Our satellite-based spatially explicit deforestation model predicts that 1313 km2 of forest would be saved from deforestation by 2030, while forest cover present in 2006 would shrink by 22% (7913 km2) across landscapes outside PAs if RED were only to be implemented in the upland PA. Meanwhile, orangutan habitat would reduce by 16% (1137 km2), resulting in the conservative loss of 1384 orangutans, or 25% of the current total population with or without RED intervention. By contrast, an estimated 7824 km2 of forest could be saved from deforestation, with maximum benefit for orangutan conservation, if RED were to be implemented across all remaining forest landscapes outside PAs. Here, RED payments would compensate land users for their opportunity costs in not converting unprotected forests into oil palm, while the construction of new roads to service the marketing of oil palm would be halted.
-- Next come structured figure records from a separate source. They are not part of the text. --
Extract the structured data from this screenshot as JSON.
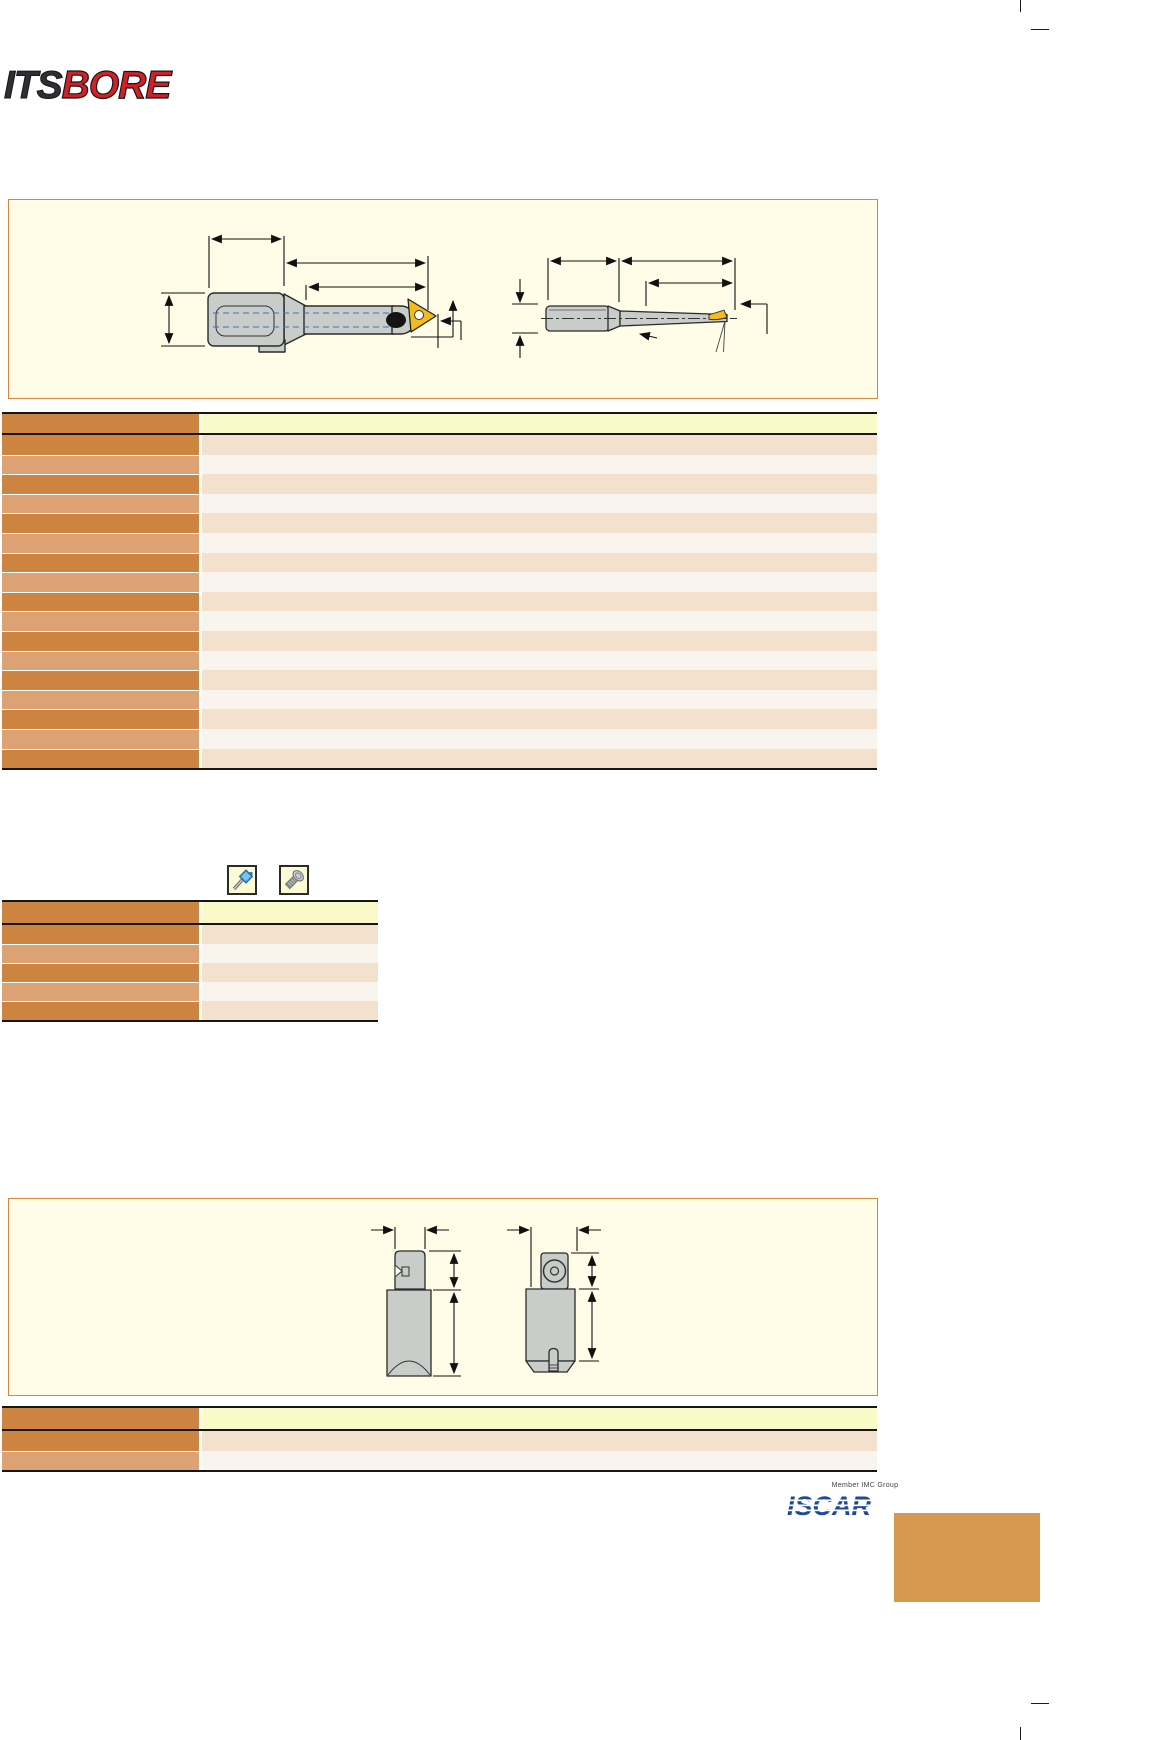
{
  "window": {
    "width": 1164,
    "height": 1740,
    "background": "#ffffff"
  },
  "logo": {
    "text_its": "ITS",
    "text_bore": "BORE",
    "color_its": "#2d2f34",
    "color_bore": "#d22027"
  },
  "diagram_box_1": {
    "background": "#fffde7",
    "border_color": "#d9863b",
    "drawings": [
      {
        "name": "boring-head-side-view"
      },
      {
        "name": "micro-boring-bar-side-view"
      }
    ],
    "steel_color": "#c9cdc9",
    "insert_color": "#f2bc1c",
    "centerline_color": "#3f6fbe"
  },
  "spec_table_1": {
    "columns": 2,
    "body_rows": 17,
    "header_left_color": "#cd8440",
    "header_right_color": "#faf9c8",
    "row_dark_color": "#cd8440",
    "row_light_color": "#dda273",
    "cell_dark_color": "#f3e1ce",
    "cell_light_color": "#faf4ee"
  },
  "mounting_icons": [
    {
      "name": "torx-key-icon",
      "background": "#fcfbd4"
    },
    {
      "name": "clamp-screw-icon",
      "background": "#fcfbd4"
    }
  ],
  "spec_table_2": {
    "columns": 2,
    "body_rows": 5
  },
  "diagram_box_2": {
    "background": "#fffde7",
    "border_color": "#d9863b",
    "drawings": [
      {
        "name": "cartridge-front-view"
      },
      {
        "name": "cartridge-side-view"
      }
    ]
  },
  "spec_table_3": {
    "columns": 2,
    "body_rows": 2
  },
  "footer": {
    "member_text": "Member IMC Group",
    "brand_text": "ISCAR",
    "brand_color": "#1b4a9e",
    "accent_block_color": "#d6994f"
  }
}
Our predictions suggest that Indonesia's first RED initiative in an upland PA may not significantly reduce deforestation in northern Sumatra and would have little impact on orangutan conservation because a large amount of forest inside the project area is protected de facto by being inaccessible, while lowland forests will remain exposed to the combined expansion of high-revenue plantations and road networks. In contrast, RED would be more effective in terms of its conservation impact if payments were extended to all remaining carbon-rich tropical forests, including lowland peat swamp forests, the preferred habitat for dense populations of orangutans, and if the construction of new roads was halted.